One final thought: The referees in this game simply embarrassed themselves in the first period. They looked, simply put, like amateurs, missing an obvious holding call committed on Matt Pettinger where the Rangers player had this arm wrapped around Pettinger's waist for several second and then fell down (while still holding on to Pettinger) and let Paul Mara board/cross check Eric Fehr into the boards three times without a call and yet were indignant enough to call Stephan Valiquette for delay of game and Sean Avery for unsportsmanlike conduct because the players had to gall to question the officiating or not follow referees instructions to a 'T' (speaking of which, if the refs are going to call that why don't they call Avery for getting in the face and holding up the progress of Alex Ovechkin after Ovechkin hit Marc Staal? Oh right, because they weren't personally offended). This kind of officiating is exactly what you expect out of a bad amateur referee - missing calls, even obvious ones, yet drunk on their own power and more concerned with showing how (in this venue at least) they can exert control over other grown men. The NHL should be better than his.
DMG's 3 Stars
(1) Olaf Kolzig - saved 31 of 33 shots (.939 save percentage) Ovechkin and Green were great, but without Kolzig's effort the Capitals probably don't win this game.
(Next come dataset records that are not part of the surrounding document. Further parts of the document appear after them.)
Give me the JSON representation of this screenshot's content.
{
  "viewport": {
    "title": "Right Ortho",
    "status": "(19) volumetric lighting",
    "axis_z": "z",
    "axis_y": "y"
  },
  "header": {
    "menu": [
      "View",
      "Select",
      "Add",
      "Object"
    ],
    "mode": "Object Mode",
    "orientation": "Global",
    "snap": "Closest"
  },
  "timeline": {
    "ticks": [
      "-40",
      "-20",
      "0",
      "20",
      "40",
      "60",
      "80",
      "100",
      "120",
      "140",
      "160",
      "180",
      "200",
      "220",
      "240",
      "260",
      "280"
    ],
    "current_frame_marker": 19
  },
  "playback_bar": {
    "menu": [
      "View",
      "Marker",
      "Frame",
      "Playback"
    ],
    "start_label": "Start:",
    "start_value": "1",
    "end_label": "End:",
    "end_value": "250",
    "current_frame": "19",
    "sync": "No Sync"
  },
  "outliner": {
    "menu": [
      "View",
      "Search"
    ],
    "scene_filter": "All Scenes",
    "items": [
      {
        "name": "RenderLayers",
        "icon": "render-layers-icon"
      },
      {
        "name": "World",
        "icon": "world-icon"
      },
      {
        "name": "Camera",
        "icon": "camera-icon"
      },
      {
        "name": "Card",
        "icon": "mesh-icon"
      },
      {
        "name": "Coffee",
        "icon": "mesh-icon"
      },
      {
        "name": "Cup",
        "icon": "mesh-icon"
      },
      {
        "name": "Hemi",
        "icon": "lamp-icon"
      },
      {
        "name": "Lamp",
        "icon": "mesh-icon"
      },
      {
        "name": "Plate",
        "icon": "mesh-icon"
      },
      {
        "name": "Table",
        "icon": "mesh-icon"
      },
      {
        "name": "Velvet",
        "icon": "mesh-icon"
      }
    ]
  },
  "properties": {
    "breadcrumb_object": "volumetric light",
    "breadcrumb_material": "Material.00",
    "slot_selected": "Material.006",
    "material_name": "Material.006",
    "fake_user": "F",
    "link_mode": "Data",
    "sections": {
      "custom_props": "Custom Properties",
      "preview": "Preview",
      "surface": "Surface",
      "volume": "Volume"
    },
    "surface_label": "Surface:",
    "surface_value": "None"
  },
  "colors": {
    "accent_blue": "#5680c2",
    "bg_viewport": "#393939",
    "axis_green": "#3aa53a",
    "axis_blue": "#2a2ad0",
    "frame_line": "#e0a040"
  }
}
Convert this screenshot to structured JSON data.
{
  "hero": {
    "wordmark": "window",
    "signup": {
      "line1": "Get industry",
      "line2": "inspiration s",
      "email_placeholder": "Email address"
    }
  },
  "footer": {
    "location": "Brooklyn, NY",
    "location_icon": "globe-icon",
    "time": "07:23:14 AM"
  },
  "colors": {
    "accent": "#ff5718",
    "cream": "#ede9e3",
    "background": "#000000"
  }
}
(2) Alexander Ovechkin - 1 goal, 2 assists, +1, 3 hits
(3) Mike Green - 1 goal (game winner), 5 shots
Quick Hits
- The bad luck continues for Matt Pettinger, who had a perfect shot early in the first and beat Valiquette, but hit the crossbar.
- Good music selections by Comcast on their segment on Mike Green's apartment, especially the Bloc Party.
- How great was the Capitals coaching staff's reaction when Green's slap shot hit the back of the net?
- No Capitals forward that took more than one faceoff had a faceoff winning percentage of 50% or higher.
- Jeff Schultz had a very good game, with 3 blocked shots, 2 hits, and a +1 plus/minus rating.
- Credit to Boyd Gordon to being in front of the net, like the forward should be on the play, and picking up the goal.
- The Capitals hits were spread out very well: 12 Caps had hits; three had three or more hits and seven had at least two.
- 36 games and counting without back-to-back regulation losses under Boudreau.